Below are the steps I recommend you follow and some guidance on what (not) to worry about:

  • First, create the data frame: Use the annotations in the visualization provided to do this. You should create the new data frame using the tibble() or the tribble() functions.

  • Then, recreate the pie chart: When recreating the pie chart you do not need to

    • make it a 3D pie chart (2D is sufficient)
    • match the colors (default ggplot2 colors or any other color palette is fine)
    • annotate the plot in the same way (just the legend is sufficient)
    • match the entire caption (see below for what we want you to match)

    However you should,

    • make a 2D pie chart
    • present a legend on the right that shows the mapping of the colors to states
    • match the title text, location, and alignment
    • match the text, location, and alignment of the first two lines of the caption
  • Finally, improve the visualization by presenting this information in the form of a bar graph. And as an additional challenge, imagine you’re working for the state of Maine, so highlight that bar corresponding to that state in some way. Write a sentence or two describing why you chose to highlight the Maine info the way you did.

Question 4

Revisit and tabulate. Take a dataset you visualized in an earlier HW assignment and construct a table communicating the same or relevant message using the gt package and following the “10 Guidelines for Better Tables” as much as possible.

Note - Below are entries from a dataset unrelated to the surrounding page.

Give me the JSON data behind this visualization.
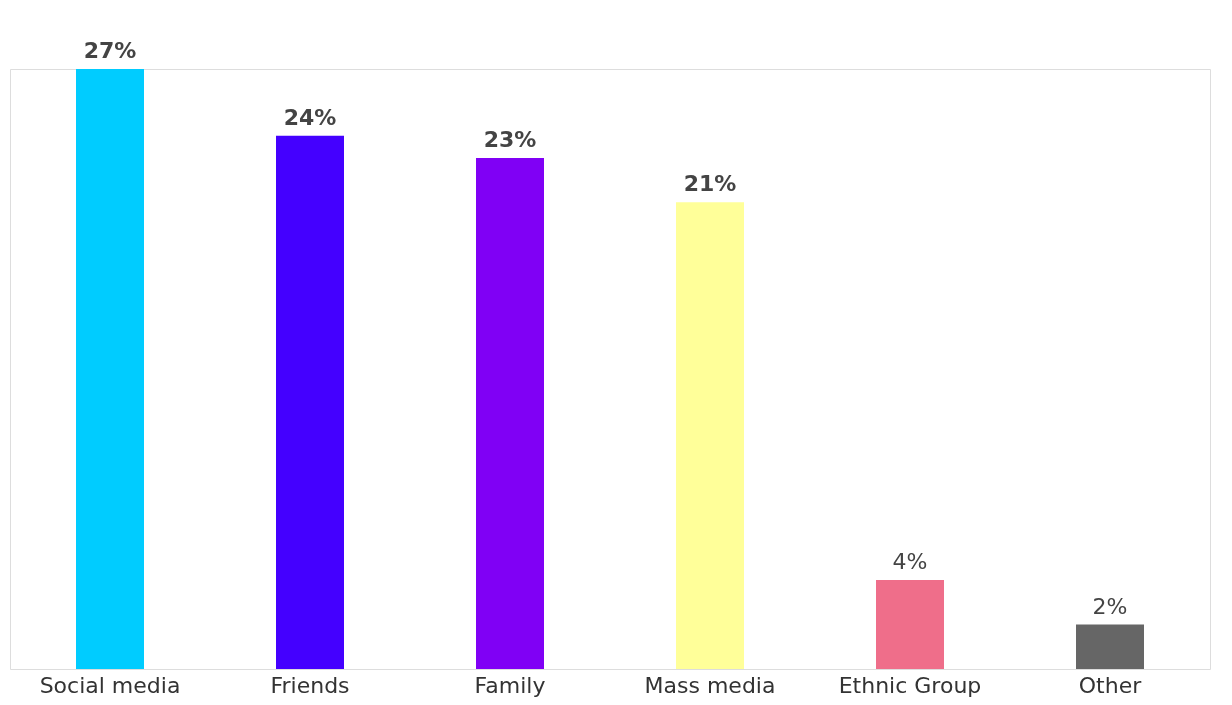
{
  "chart_data": {
    "type": "bar",
    "categories": [
      "Social media",
      "Friends",
      "Family",
      "Mass media",
      "Ethnic Group",
      "Other"
    ],
    "values": [
      27,
      24,
      23,
      21,
      4,
      2
    ],
    "colors": [
      "#00ccff",
      "#4400ff",
      "#8000f5",
      "#ffff99",
      "#ef6e8a",
      "#666666"
    ],
    "value_labels": [
      "27%",
      "24%",
      "23%",
      "21%",
      "4%",
      "2%"
    ],
    "grid": false
  }
}
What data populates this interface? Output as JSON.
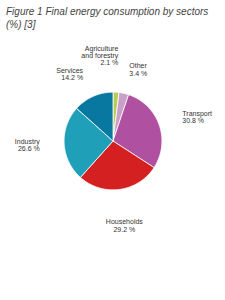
{
  "chart_data": {
    "type": "pie",
    "title": "Figure 1 Final energy consumption by sectors (%) [3]",
    "categories": [
      "Agriculture\nand forestry",
      "Other",
      "Transport",
      "Households",
      "Industry",
      "Services"
    ],
    "values": [
      2.1,
      3.4,
      30.8,
      29.2,
      26.6,
      14.2
    ],
    "value_labels": [
      "2.1 %",
      "3.4 %",
      "30.8 %",
      "29.2 %",
      "26.6 %",
      "14.2 %"
    ],
    "colors": [
      "#b8cc55",
      "#c8a0c8",
      "#b050a0",
      "#d42020",
      "#20a0b8",
      "#0878a0"
    ],
    "data_labels": true
  }
}
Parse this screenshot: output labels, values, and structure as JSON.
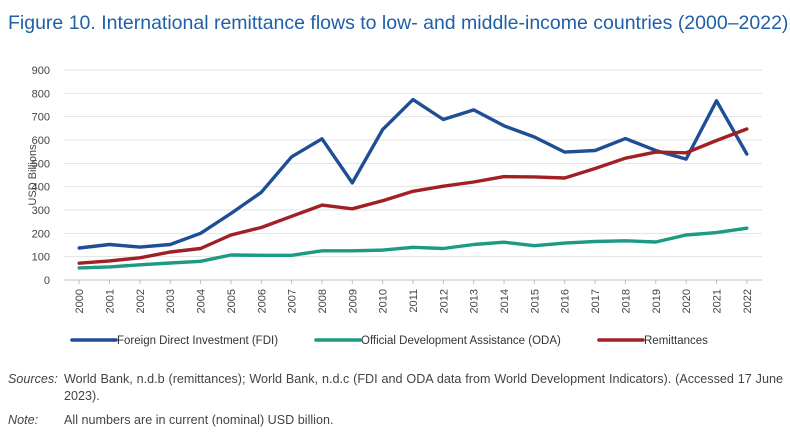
{
  "figure": {
    "title": "Figure 10. International remittance flows to low- and middle-income countries (2000–2022)"
  },
  "chart_data": {
    "type": "line",
    "ylabel": "USD Billions",
    "xlabel": "",
    "ylim": [
      0,
      900
    ],
    "yticks": [
      0,
      100,
      200,
      300,
      400,
      500,
      600,
      700,
      800,
      900
    ],
    "grid": "horizontal",
    "legend_position": "bottom",
    "categories": [
      "2000",
      "2001",
      "2002",
      "2003",
      "2004",
      "2005",
      "2006",
      "2007",
      "2008",
      "2009",
      "2010",
      "2011",
      "2012",
      "2013",
      "2014",
      "2015",
      "2016",
      "2017",
      "2018",
      "2019",
      "2020",
      "2021",
      "2022"
    ],
    "series": [
      {
        "name": "Foreign Direct Investment (FDI)",
        "color": "#1f4e96",
        "values": [
          137,
          152,
          141,
          152,
          200,
          285,
          376,
          528,
          605,
          416,
          645,
          773,
          688,
          729,
          661,
          613,
          548,
          555,
          606,
          555,
          518,
          768,
          540
        ]
      },
      {
        "name": "Official Development Assistance (ODA)",
        "color": "#1d9a84",
        "values": [
          52,
          56,
          65,
          73,
          80,
          107,
          106,
          106,
          125,
          125,
          128,
          140,
          135,
          152,
          162,
          147,
          158,
          165,
          168,
          163,
          193,
          203,
          222
        ]
      },
      {
        "name": "Remittances",
        "color": "#a02024",
        "values": [
          72,
          82,
          95,
          120,
          135,
          193,
          225,
          273,
          321,
          305,
          340,
          380,
          402,
          420,
          443,
          442,
          437,
          478,
          522,
          548,
          545,
          598,
          647
        ]
      }
    ]
  },
  "footnotes": [
    {
      "label": "Sources:",
      "text": "World Bank, n.d.b (remittances); World Bank, n.d.c (FDI and ODA data from World Development Indicators). (Accessed 17  June 2023)."
    },
    {
      "label": "Note:",
      "text": "All numbers are in current (nominal) USD billion."
    }
  ]
}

  • Place the relevant data in the data folder.
  • Not all of the guidelines will be relevant and I’m not looking for the perfect table. Instead, I would like you to make three decisions based on what you learned about good tables, state why you made these decisions, and implement them. You’re welcomed to make more than three improvements to the default table, but you’re not expected to do so (for grading purposes).

Question 5

Generate. Create a piece of generative art using either the jasmines package or a system you build from scratch. Provide at least three bullet points for some of the choices you make in building this piece, either functions you use or their parameters.